4. Deadline for rectifying objectionable behaviour

For the issue of a termination notice with no notice period it is not sufficient for the lessor to have requested that the tenant rectify their objectionable behaviour before issuing the notice; the tenant must also be granted a reasonable period of time to rectify the manner. The reasonableness of the period of time granted for the tenant to rectify their objectionable behaviour will always have to be assessed on an individual basis, with regard to the objectionable behaviour to be rectified.

Therefore, if the lessor fails to specify a deadline or specifies an unreasonable deadline, the request does not meet the requirements stipulated in Section 2291 CC, and thus fails to meet one of the substantive conditions for the legitimate issue of a termination notice with no notice period. This would therefore render termination notice invalid.

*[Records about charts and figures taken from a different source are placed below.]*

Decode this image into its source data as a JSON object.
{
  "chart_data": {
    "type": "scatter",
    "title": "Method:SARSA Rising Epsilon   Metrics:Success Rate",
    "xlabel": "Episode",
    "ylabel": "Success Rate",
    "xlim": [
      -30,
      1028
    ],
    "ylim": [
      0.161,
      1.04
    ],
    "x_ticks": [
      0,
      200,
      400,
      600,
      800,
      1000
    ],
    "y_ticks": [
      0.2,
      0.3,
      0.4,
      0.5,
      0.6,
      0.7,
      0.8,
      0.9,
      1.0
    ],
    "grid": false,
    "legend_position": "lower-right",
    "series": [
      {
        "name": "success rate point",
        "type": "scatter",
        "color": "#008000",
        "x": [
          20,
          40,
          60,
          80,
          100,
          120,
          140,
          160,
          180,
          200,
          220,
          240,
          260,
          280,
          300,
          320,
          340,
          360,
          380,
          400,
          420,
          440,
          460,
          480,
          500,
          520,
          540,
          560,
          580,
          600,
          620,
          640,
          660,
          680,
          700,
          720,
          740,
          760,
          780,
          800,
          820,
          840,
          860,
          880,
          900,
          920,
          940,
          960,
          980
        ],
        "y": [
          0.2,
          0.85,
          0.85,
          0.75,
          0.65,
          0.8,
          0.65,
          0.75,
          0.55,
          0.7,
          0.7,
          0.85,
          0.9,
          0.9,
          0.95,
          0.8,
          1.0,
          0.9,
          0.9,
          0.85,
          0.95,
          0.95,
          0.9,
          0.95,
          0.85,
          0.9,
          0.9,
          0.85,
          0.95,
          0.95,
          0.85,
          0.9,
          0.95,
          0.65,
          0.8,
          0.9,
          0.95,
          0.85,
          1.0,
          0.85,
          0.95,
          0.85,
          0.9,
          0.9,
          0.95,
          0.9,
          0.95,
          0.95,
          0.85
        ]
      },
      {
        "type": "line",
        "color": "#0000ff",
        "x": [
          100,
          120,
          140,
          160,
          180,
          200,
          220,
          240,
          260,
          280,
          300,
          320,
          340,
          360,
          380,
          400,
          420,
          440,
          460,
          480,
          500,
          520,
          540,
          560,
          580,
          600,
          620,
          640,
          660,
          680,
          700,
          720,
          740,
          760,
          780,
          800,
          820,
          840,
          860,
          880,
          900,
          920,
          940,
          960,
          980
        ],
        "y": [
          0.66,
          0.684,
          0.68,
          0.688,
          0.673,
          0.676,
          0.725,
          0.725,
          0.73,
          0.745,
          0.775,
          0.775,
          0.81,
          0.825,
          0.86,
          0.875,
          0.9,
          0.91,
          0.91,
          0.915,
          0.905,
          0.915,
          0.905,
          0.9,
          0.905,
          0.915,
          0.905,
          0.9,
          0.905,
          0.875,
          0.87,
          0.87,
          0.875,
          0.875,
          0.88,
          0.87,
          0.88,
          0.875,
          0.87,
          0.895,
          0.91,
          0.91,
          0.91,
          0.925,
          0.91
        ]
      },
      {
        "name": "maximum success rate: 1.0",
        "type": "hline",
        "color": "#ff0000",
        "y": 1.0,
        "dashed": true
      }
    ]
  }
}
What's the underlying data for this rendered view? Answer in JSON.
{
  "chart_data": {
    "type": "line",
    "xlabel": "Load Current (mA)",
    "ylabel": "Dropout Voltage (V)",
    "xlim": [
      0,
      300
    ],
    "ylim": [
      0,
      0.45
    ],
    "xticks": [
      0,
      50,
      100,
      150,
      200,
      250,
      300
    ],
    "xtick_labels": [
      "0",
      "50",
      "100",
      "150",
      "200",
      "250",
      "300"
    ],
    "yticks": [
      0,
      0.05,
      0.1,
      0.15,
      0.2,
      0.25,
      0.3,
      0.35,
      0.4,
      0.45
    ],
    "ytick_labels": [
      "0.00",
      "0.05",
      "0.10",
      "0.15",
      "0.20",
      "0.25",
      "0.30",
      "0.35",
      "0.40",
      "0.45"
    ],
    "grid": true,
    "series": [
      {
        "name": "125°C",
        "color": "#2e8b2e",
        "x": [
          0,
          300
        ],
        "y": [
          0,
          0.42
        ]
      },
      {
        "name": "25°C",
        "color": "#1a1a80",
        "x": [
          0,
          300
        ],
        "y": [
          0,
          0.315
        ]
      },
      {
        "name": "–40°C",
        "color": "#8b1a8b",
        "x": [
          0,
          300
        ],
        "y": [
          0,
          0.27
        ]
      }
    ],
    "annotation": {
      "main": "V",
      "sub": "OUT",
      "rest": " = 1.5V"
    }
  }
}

If a termination notice is invalid the court does not have to decide whether it is legitimate, as the invalid notice has not been lawfully issued and the court will therefore uphold the tenant’s claim. In that case the court will therefore not deal with whether the tenant actual committed a gross breach of obligations, or whether this breach was rectified, and will uphold the tenant’s claim due to the formal invalidity of the notice.

5. Conclusion

This implies that significantly stricter requirements are in place for the issue of a termination notice with no notice period than for the issue of a termination notice with a notice period.

A termination notice with no notice period may be rendered invalid in any of the following circumstances:

  • the termination notice is not preceded by a request to rectify the objectionable behaviour;
  • the tenant has been requested to rectify their objectionable behaviour, but the lessor has not specified a deadline or has specified an unreasonable deadline;
  • the unlawful situation caused by the tenant cannot be rectified by the tenant.

If a notice to terminate the lease with a notice period has been issued in the same wording, none of the above reasons would render the termination notice invalid.

If is therefore recommended that lessors issuing notice to terminate the lease of an apartment with no notice period take special care to meet all the requirements stipulated by the law and, if appropriate, to consider whether it is more appropriate in that particular case to issue a termination notice with a notice period.